To compare the distribution of phenotypes amongst protein complexes to that expected by chance we divided the set of protein complexes into ten evenly spaced bins according to the percentage of tested subunits that shared each phenotype. We then randomized the assignment of subunits to protein complexes 100,000 times (but keeping the distribution of complex sizes the same) to calculate the expected frequency of complexes in each bin. To identify bins significantly over- or under-represented for phenotypes we counted the number of times the real enrichments for each bin were seen in the randomizations.

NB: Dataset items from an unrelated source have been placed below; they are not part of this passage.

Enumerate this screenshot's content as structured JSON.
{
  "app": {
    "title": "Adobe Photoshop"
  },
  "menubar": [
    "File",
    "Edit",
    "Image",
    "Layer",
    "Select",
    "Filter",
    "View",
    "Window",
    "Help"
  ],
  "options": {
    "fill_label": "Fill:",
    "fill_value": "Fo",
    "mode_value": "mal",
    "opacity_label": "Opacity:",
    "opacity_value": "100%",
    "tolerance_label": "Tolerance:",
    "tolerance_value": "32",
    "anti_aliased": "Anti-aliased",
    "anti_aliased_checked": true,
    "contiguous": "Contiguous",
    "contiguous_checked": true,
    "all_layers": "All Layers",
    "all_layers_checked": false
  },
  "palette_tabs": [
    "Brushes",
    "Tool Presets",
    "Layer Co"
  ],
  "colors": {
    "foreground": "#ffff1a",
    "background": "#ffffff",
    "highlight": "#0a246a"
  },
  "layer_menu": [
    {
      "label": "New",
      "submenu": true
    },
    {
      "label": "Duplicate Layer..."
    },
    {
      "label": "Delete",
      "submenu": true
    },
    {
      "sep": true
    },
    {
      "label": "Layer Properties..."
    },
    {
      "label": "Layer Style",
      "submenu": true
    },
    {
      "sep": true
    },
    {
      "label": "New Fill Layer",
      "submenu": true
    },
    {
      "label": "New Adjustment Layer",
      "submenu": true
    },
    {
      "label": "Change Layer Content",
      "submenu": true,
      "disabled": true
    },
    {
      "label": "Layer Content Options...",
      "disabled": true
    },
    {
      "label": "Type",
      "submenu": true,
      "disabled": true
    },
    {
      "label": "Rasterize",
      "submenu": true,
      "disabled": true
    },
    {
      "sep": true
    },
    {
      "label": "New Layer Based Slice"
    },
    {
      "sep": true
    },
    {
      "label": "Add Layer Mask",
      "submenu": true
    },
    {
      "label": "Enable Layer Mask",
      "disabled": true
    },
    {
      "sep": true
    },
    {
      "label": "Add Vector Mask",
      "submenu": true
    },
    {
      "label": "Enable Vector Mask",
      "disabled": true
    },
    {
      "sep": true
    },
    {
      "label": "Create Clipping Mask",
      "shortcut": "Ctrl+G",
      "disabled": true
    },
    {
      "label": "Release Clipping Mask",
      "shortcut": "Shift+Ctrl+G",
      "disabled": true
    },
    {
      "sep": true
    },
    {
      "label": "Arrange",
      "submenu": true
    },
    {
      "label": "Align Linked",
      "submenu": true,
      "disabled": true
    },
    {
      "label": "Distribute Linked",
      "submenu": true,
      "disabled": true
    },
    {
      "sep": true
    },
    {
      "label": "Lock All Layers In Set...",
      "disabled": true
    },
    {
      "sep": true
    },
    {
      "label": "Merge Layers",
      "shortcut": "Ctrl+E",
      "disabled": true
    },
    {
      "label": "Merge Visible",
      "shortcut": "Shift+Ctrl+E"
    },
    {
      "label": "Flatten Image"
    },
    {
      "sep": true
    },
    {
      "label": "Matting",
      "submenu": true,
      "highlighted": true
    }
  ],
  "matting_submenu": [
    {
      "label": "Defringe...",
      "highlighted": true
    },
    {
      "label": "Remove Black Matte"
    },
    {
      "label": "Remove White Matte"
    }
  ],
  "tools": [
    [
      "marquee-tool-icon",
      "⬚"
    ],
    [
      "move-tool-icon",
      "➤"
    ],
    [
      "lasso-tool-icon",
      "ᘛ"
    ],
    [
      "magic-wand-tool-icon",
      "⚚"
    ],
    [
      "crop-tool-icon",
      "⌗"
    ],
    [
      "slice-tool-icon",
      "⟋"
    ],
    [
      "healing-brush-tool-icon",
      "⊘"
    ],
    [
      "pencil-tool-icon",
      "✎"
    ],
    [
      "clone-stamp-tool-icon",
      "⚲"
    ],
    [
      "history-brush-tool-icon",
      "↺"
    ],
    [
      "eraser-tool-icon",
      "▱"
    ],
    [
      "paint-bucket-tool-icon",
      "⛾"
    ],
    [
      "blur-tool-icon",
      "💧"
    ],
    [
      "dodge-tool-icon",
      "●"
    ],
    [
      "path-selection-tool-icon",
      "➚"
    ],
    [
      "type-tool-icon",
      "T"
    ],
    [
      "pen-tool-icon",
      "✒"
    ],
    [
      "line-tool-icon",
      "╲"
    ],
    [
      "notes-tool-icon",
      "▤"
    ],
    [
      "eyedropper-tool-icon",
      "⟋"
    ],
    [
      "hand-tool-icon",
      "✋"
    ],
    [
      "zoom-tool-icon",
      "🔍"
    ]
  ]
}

To identify individual complexes significantly enriched for each phenotype we compared the number of subunits of each complex that share a phenotype to the frequencies seen in randomised complexes. To correct for multiple hypothesis testing we used the Benjamini-Hochberg method [24] to identify those complexes enriched at a 5% false-discovery rate (FDR). When testing the association between over-expression phenotypes and protein complex subunits, we only considered complexes for which at least two subunits had been tested for over-expression phenotypes. Hence in this case the total number of complexes considered was 183 rather than 217. The percentages of genes with over-expression phenotypes represent the percentage of tested genes.